Cuando salimos de La Tallera, mientras mis primos tomaban fotos del exterior para sus respectivos feeds, bajé por los escalones de la plaza y me interné un rato entre los árboles a un costado. En ese momento, y más tarde en la carretera de regreso, empecé a formular algunas preguntas desprendidas de la visita a donde fuera la casa-taller de uno de los artistas modernos más preocupados en pensar la relación entre arte, espacio público y sociedad: ¿Qué esperamos de nuestro espacio público? ¿Qué esperamos de nuestros museos y centros culturales, sobre todo aquellos ubicados en ciudades en crisis como Cuernavaca (una ciudad que, por cierto, ha invertido recientemente en otros espacios del estilo como el Centro Cultural Teopanzolco o el Museo Juan Soriano)?
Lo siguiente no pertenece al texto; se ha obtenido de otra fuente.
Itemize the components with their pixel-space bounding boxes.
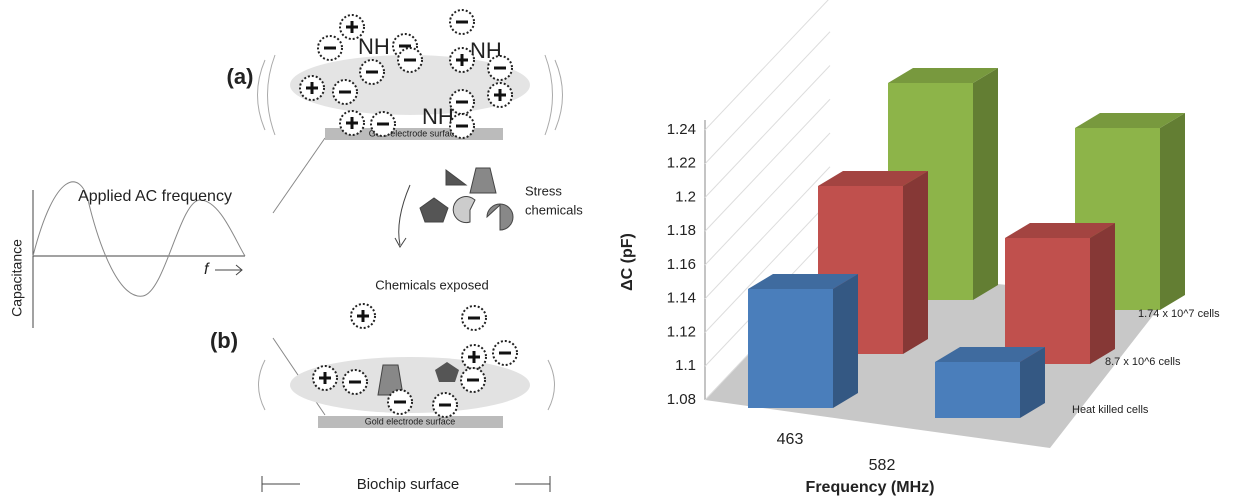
bar-side [1160, 113, 1185, 310]
bar [748, 274, 858, 408]
y-tick-label: 1.14 [667, 290, 696, 307]
shape [453, 197, 475, 223]
bar [1005, 223, 1115, 364]
bar-side [1090, 223, 1115, 364]
ac-ylabel: Capacitance [9, 239, 25, 317]
y-tick-label: 1.1 [675, 357, 696, 374]
bar-side [833, 274, 858, 408]
bar-side [903, 171, 928, 354]
bar-side [973, 68, 998, 300]
shape [470, 168, 496, 193]
series-label: Heat killed cells [1072, 404, 1149, 416]
group-label: NH [422, 104, 454, 129]
bar-front [748, 289, 833, 408]
group-label: NH [358, 34, 390, 59]
y-tick-label: 1.18 [667, 222, 696, 239]
x-axis-title: Frequency (MHz) [806, 479, 935, 496]
arrow [395, 185, 410, 247]
y-tick-label: 1.24 [667, 121, 696, 138]
shape [446, 170, 466, 185]
y-tick-label: 1.16 [667, 256, 696, 273]
shape [487, 204, 513, 230]
stress-label: Stress [525, 183, 562, 198]
panel-label: (b) [210, 328, 238, 353]
x-tick-label: 582 [869, 457, 896, 474]
stress-label: chemicals [525, 202, 583, 217]
grid-line [705, 0, 830, 130]
footer: Biochip surface [357, 476, 460, 493]
zoom-line [273, 138, 325, 213]
shape [420, 198, 448, 222]
grid-line [705, 66, 830, 198]
bar-front [1005, 238, 1090, 364]
f-arrow [215, 265, 242, 275]
figure: Applied AC frequency Capacitance f (a) N… [0, 0, 1260, 498]
grid-line [705, 32, 830, 164]
panel-label: (a) [227, 64, 254, 89]
ac-xlabel: f [204, 261, 210, 278]
y-tick-label: 1.2 [675, 188, 696, 205]
grid-line [705, 133, 830, 265]
series-label: 1.74 x 10^7 cells [1138, 308, 1220, 320]
caption: Chemicals exposed [375, 277, 488, 292]
y-tick-label: 1.12 [667, 323, 696, 340]
stress-icons [395, 168, 513, 247]
bar-front [935, 362, 1020, 418]
bar [935, 347, 1045, 418]
ac-title: Applied AC frequency [78, 188, 232, 205]
x-tick-label: 463 [777, 431, 804, 448]
y-tick-label: 1.22 [667, 155, 696, 172]
electrode-label: Gold electrode surface [365, 416, 456, 426]
y-tick-label: 1.08 [667, 391, 696, 408]
y-axis-title: ΔC (pF) [619, 233, 636, 291]
grid-line [705, 99, 830, 231]
series-label: 8.7 x 10^6 cells [1105, 356, 1181, 368]
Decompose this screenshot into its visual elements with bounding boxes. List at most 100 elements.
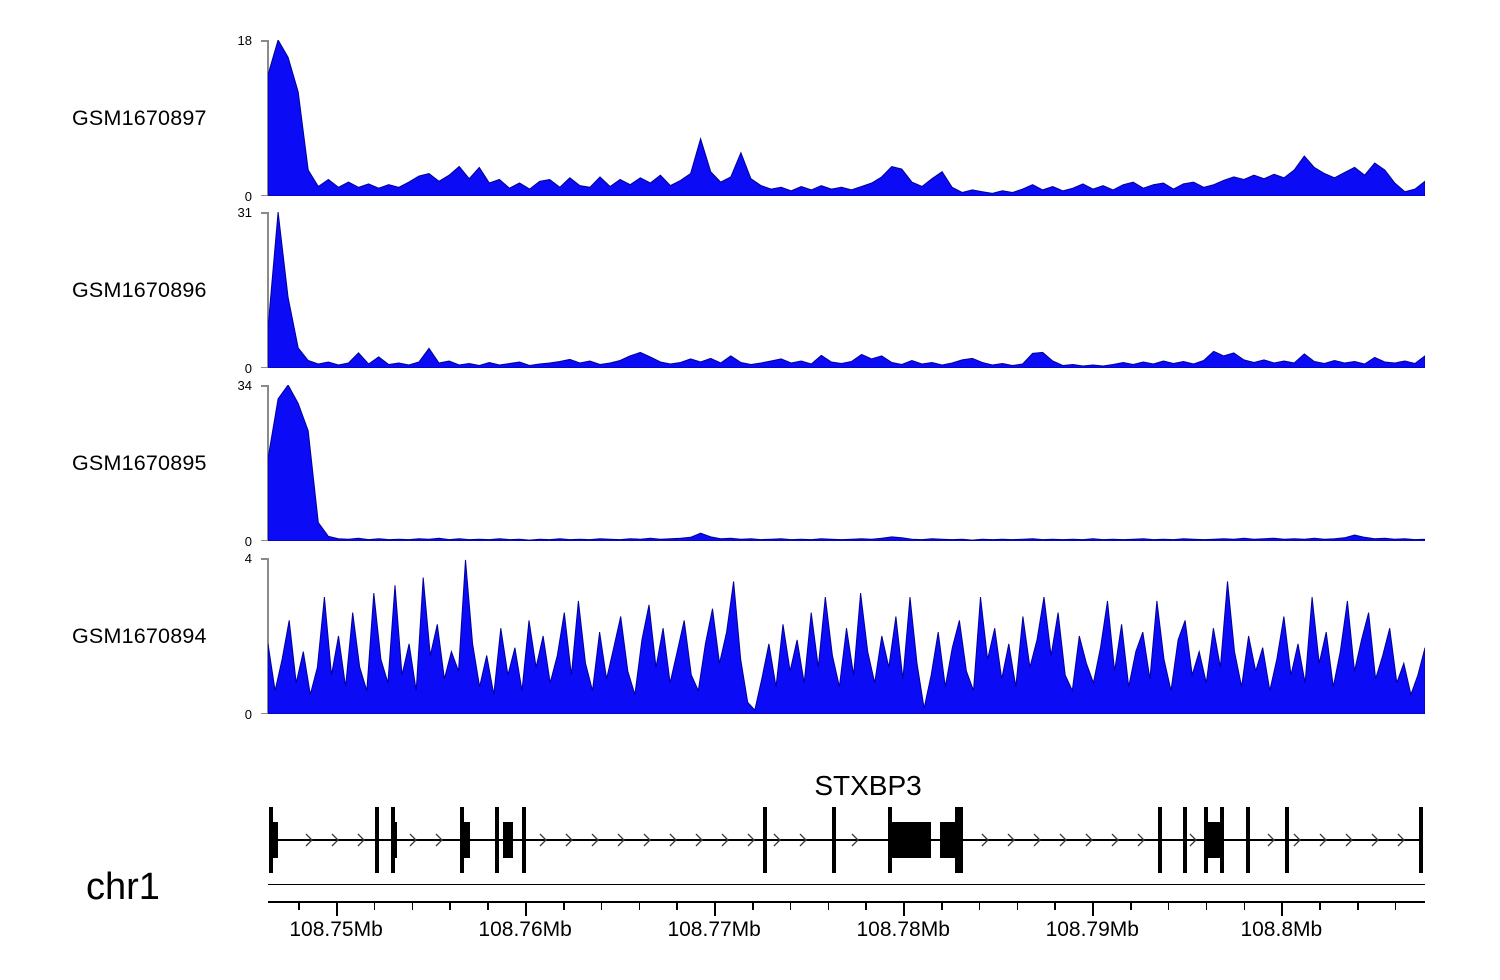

Supongo que una opción, la opción cínica, nos llevaría a decir que estos lugares al final sólo sirven –si acaso– para incrementar la plusvalía de las propiedades alrededor y de la ciudad entendida como una marca. Conozco a más de un “realista” que se inclinaría por este argumento. La otra opción, con su dosis de idealismo y toda la cosa, insistiría en que este tipo de lugares pueden ser fundamentales tanto para la construcción de un espacio público democrático como de ciudadanías y comunidades críticas. ¿Pero cuáles serían entonces las condiciones para lograr algo así en términos de accesibilidad al espacio, de proyecto cultural, de inclusión comunitaria, de gestión? En una entrevista para Arquine, Frida Escobedo expresaba el deseo de que su celosía gris de La Tallera se moviera con el tiempo, que crecieran plantas en sus huecos, que la gente olvidara cosas ahí, que cambiara. En otras palabras, que fuera un muro en el que distintas fuerzas –naturales, humanas, sociales– participaran en su continua (re)construcción. La idea resuena con aquello que exploró en el Eco e insiste en la importancia de la participación y la interacción de los habitantes en la configuración del espacio urbano. En su apropiación y su incesante reformulación. A falta de una respuesta a todas estas preguntas, quizá en la propuesta arquitectónica de Escobedo encontremos una intuición, un pequeño hueco como el de su celosía por donde empezar a escarbar en busca de un poco de luz.